I had a really nice chat with a gamekeeper the other day. That was unexpected. I campaigned to ban driven grouse shooting on Ilkley Moor – and hurrah, hurray, Bradford Council last month voted against renewing the shooting licence – so I tend to give gamekeepers a bit of a swerve socially.
But my boyfriend and I bumped into Colin in the West Highlands of Scotland where he manages deer for shooting and we got to talking. Having met a few nature-loving types like us, keen to watch majestic red deer in their natural habitat rather than shoot them and mount their heads on trophy plaques for the study, he’d started running deer watching tours.
In the absence of his wealthy foreign employer who tended to fly shooting parties in and out, the tours were making more money for both him and the local economy and pleasing a lot more people (he really was an amiable chap).
It’s a sign of the times; hunting is on its way out. Intensive moorland management for driven grouse shooting is an ecological nightmare with climate change scientists warning against heather and deep peat burning and conservation groups like the RSPB blaming it for illegal bird of prey persecution and threatening UK extinction for some species. Countryfile viewers were shocked last Sunday to see gamekeepers routinely shooting mountain hares on a grouse moor.
Last month a pack of hounds in pursuit of both a fox and a deer (no, that’s not legal any more but you try telling trained foxhounds, or their trainers for that matter) caused carnage as they trespassed through a cat sanctuary in Sussex. Residents in rural communities like the Lake District have spoken out about the intimidation and disruption hunts cause to their tourism businesses.
Bradford Council was the last to allow shooting on public land. I’d happily pay an ex-gamekeeper to help me spot the rare hen harriers and short-eared owls that might return to the moor, or even other grouse predators like foxes and stoats which were legally killed as vermin on Ilkley Moor until last month.
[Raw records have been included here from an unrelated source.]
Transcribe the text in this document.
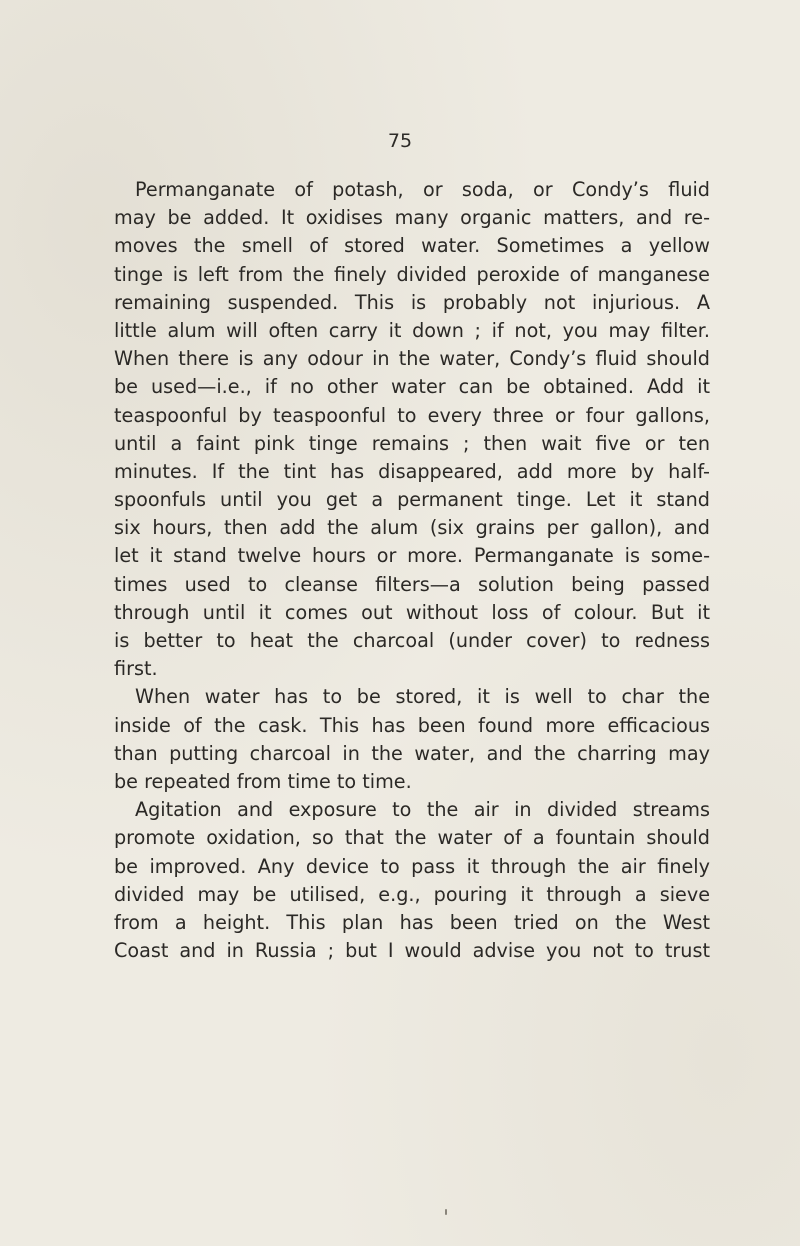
75

Permanganate of potash, or soda, or Condy’s fluid
may be added. It oxidises many organic matters, and re-
moves the smell of stored water. Sometimes a yellow
tinge is left from the finely divided peroxide of manganese
remaining suspended. This is probably not injurious. A
little alum will often carry it down ; if not, you may filter.
When there is any odour in the water, Condy’s fluid should
be used—i.e., if no other water can be obtained. Add it
teaspoonful by teaspoonful to every three or four gallons,
until a faint pink tinge remains ; then wait five or ten
minutes. If the tint has disappeared, add more by half-
spoonfuls until you get a permanent tinge. Let it stand
six hours, then add the alum (six grains per gallon), and
let it stand twelve hours or more. Permanganate is some-
times used to cleanse filters—a solution being passed
through until it comes out without loss of colour. But it
is better to heat the charcoal (under cover) to redness
first.
When water has to be stored, it is well to char the
inside of the cask. This has been found more efficacious
than putting charcoal in the water, and the charring may
be repeated from time to time.
Agitation and exposure to the air in divided streams
promote oxidation, so that the water of a fountain should
be improved. Any device to pass it through the air finely
divided may be utilised, e.g., pouring it through a sieve
from a height. This plan has been tried on the West
Coast and in Russia ; but I would advise you not to trust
Other countries have shown that switching from hunting to ecotourism and conservation improves people’s – not to mention animals’ – lives. Victorian big game hunters coined the term the Big Five to describe the most desirable African animals to shoot, but now many millions more tourists (9.5 million compared with 8,500 trophy hunters every year) boost South Africa’s economy simply wanting to see the Big Five on safari.
It’s testament to how our attitudes in the UK have changed when the killing of one African lion, Cyril, makes headline news. In the Azores, when whaling was banned 30 years ago, many whale hunters re-marketed their skills to offer whale watching tours that have become far more lucrative to the economy and turned the islands into an environmental success story.
In the UK a relatively tiny, albeit very rich and powerful, minority of the population benefit from bloodsports. How lovely it would be if we could learn from Africa and the Azores’ examples and accept that watching and conserving wildlife makes more sense both environmentally and economically than killing it.
Perhaps next time a dead lion makes UK headlines, we should muse on the woefully low rate of prosecution for illegal hunting and bird of prey persecution in our own country. Or the fact that wealthy landowners enjoy government grants while environmental vandalism continues daily, right under our noses.